Drivers are reporting that even off-peak trips — a 4 p.m. run on the freeway, for example — have become so miserable that some are literally turning around and going home. The obvious question everyone keeps asking: are we turning into LA?

Not yet. But we're flirting with it, and the causes are a perfect storm of bad incentives and worse governance.

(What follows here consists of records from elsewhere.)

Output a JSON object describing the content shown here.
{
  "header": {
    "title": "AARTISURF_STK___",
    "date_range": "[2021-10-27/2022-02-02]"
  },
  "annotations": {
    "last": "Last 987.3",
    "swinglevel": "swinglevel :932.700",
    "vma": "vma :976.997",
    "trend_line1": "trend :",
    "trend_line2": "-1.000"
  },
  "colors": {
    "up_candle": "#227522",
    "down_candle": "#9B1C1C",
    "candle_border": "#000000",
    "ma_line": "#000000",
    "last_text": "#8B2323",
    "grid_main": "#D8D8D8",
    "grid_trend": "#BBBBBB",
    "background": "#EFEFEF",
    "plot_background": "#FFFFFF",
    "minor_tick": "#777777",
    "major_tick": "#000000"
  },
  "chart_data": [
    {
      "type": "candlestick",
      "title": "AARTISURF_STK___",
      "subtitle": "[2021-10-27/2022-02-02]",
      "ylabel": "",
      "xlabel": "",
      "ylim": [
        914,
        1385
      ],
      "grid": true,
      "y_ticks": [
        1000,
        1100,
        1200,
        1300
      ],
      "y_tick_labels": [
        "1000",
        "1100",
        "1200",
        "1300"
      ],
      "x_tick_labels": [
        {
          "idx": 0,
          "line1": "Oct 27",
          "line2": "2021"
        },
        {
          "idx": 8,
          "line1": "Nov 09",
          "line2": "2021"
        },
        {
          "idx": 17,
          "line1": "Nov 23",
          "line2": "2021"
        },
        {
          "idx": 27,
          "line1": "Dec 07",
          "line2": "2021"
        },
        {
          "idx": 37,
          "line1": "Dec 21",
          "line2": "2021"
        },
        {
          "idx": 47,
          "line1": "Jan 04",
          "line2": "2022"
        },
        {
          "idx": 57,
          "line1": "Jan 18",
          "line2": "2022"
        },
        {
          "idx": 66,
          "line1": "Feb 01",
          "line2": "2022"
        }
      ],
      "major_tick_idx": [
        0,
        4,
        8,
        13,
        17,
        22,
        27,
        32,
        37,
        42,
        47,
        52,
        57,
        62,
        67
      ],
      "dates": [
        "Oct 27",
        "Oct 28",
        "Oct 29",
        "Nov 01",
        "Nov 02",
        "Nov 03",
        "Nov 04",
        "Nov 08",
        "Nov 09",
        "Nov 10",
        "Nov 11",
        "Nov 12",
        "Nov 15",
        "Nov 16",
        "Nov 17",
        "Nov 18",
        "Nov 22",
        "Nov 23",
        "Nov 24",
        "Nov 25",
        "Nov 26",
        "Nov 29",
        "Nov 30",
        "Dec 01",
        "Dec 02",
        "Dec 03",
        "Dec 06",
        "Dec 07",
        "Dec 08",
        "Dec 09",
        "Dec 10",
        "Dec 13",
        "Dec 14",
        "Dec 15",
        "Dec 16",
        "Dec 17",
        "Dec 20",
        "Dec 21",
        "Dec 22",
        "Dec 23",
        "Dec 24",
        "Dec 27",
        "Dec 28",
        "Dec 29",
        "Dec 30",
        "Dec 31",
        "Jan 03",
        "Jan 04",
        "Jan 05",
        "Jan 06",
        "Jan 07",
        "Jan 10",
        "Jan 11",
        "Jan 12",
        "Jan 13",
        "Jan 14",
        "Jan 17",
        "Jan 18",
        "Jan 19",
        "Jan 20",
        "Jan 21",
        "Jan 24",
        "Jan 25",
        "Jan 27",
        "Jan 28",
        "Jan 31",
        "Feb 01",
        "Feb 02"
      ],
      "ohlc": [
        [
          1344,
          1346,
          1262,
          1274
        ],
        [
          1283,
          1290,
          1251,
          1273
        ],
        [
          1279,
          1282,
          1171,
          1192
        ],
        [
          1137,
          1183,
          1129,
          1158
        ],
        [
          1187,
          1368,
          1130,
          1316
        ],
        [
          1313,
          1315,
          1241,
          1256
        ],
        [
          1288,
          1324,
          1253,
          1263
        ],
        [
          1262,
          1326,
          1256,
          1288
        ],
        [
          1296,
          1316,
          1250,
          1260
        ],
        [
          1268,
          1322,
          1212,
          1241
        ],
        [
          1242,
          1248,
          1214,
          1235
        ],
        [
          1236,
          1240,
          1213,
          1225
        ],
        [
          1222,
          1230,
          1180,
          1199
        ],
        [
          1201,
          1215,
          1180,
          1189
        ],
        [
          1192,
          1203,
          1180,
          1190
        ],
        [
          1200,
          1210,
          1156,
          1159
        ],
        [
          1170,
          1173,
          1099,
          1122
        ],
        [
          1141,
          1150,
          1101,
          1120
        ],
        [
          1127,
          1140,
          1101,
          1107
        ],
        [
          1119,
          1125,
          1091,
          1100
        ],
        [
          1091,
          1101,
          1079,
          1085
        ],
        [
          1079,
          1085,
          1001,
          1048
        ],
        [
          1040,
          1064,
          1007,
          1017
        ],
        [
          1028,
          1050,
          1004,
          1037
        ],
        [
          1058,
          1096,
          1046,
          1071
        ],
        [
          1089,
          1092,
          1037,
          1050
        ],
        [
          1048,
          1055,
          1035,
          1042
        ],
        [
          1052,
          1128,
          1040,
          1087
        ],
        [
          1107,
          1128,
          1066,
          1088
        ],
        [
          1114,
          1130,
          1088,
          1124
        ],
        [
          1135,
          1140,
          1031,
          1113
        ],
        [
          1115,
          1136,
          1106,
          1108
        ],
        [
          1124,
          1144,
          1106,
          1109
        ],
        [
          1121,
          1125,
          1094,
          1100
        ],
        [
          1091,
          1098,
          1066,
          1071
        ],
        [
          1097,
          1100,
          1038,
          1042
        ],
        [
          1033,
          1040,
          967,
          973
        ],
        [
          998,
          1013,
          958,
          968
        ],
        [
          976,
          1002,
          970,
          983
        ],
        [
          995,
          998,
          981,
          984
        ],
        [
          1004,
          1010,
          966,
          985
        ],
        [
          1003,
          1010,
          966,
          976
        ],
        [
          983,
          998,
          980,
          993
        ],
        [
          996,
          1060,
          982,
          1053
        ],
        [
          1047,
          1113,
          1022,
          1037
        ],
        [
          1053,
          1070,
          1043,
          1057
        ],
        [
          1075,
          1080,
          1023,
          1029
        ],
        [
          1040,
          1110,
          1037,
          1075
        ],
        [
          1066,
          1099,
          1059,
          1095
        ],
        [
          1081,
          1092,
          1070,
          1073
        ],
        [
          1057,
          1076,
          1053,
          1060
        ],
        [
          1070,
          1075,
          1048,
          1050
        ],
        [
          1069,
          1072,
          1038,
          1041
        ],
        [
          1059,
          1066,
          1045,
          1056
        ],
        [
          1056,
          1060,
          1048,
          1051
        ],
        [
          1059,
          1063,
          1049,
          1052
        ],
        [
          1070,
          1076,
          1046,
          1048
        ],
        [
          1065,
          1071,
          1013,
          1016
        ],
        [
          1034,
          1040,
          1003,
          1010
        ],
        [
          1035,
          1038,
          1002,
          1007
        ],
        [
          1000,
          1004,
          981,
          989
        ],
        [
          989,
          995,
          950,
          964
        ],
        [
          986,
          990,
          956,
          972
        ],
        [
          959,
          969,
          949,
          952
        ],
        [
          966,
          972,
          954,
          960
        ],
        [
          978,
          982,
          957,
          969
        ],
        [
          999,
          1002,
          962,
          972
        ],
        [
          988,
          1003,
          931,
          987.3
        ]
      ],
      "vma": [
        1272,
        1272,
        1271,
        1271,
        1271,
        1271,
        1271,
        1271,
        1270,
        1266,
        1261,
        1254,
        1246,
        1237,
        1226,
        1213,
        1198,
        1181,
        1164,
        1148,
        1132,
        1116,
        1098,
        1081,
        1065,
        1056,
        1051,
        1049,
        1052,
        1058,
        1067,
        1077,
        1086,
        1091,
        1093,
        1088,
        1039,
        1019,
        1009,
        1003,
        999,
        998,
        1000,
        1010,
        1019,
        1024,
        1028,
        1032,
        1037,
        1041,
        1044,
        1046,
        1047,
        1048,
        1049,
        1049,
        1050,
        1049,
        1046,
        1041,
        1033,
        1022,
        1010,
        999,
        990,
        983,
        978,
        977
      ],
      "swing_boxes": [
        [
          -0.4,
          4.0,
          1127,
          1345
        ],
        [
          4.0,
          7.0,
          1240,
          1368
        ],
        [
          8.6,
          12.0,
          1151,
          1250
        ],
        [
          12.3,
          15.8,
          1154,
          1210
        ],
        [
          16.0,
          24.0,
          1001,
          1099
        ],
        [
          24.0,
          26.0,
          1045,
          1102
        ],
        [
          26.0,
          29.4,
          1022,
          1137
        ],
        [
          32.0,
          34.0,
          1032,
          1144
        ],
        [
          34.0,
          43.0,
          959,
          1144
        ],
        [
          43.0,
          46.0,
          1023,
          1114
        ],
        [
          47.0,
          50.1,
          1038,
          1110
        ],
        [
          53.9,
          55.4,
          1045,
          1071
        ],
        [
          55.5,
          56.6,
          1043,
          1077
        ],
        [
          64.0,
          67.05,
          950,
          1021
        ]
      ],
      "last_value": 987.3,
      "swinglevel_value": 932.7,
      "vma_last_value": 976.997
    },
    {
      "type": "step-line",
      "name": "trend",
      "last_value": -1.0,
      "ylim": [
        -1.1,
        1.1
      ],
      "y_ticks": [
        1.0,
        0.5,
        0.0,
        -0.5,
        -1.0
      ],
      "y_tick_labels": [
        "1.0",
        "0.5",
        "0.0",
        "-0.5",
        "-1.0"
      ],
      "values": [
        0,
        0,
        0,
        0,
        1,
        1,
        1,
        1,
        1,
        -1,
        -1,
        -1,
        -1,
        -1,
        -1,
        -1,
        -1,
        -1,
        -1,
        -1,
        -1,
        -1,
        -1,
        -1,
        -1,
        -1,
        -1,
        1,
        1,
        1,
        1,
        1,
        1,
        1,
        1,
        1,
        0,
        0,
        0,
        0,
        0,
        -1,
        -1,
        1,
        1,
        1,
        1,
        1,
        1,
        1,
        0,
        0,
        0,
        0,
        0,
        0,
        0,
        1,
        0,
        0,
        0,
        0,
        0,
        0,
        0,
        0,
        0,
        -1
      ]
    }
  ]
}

Start with transit. San Francisco and the Bay Area have spent billions on public transportation systems that should, in theory, pull cars off the road. Instead, BART and Muni ridership remain below pre-pandemic levels, and fare evasion is rampant. As one SF resident put it bluntly: "None of my wife's coworkers pay when they ride to work. They all make mid six figures. 'I already pay enough taxes.' It's not just the homeless person sleeping on the train."

That's the uncomfortable truth. When even well-paid professionals treat fares as optional, the system bleeds revenue, service degrades, and more people default to driving. It's a vicious cycle. And before someone argues that transit shouldn't need to "make money" — sure, but it does need to function. One local noted that in world-class transit cities like Tokyo and London, "people are visibly paying their fare all the time." Funny how enforcement and accountability tend to correlate with systems that actually work.

Then there's the road experience itself. As one Bay Area commuter observed, it's "actually just all the people on their phones while driving, not paying attention. Oh, and driving slow in the fast lane." Distracted driving turns congestion into gridlock.

Meanwhile, worsening traffic is arguably pushing single-family home prices up as buyers prioritize shorter commutes and proximity to work — a 30% jump in some areas isn't just a housing story, it's a transportation failure story.

The fix isn't mysterious: enforce fares, invest in transit reliability, and stop treating roads like an afterthought. But that requires a city government willing to prioritize results over vibes. We're not holding our breath.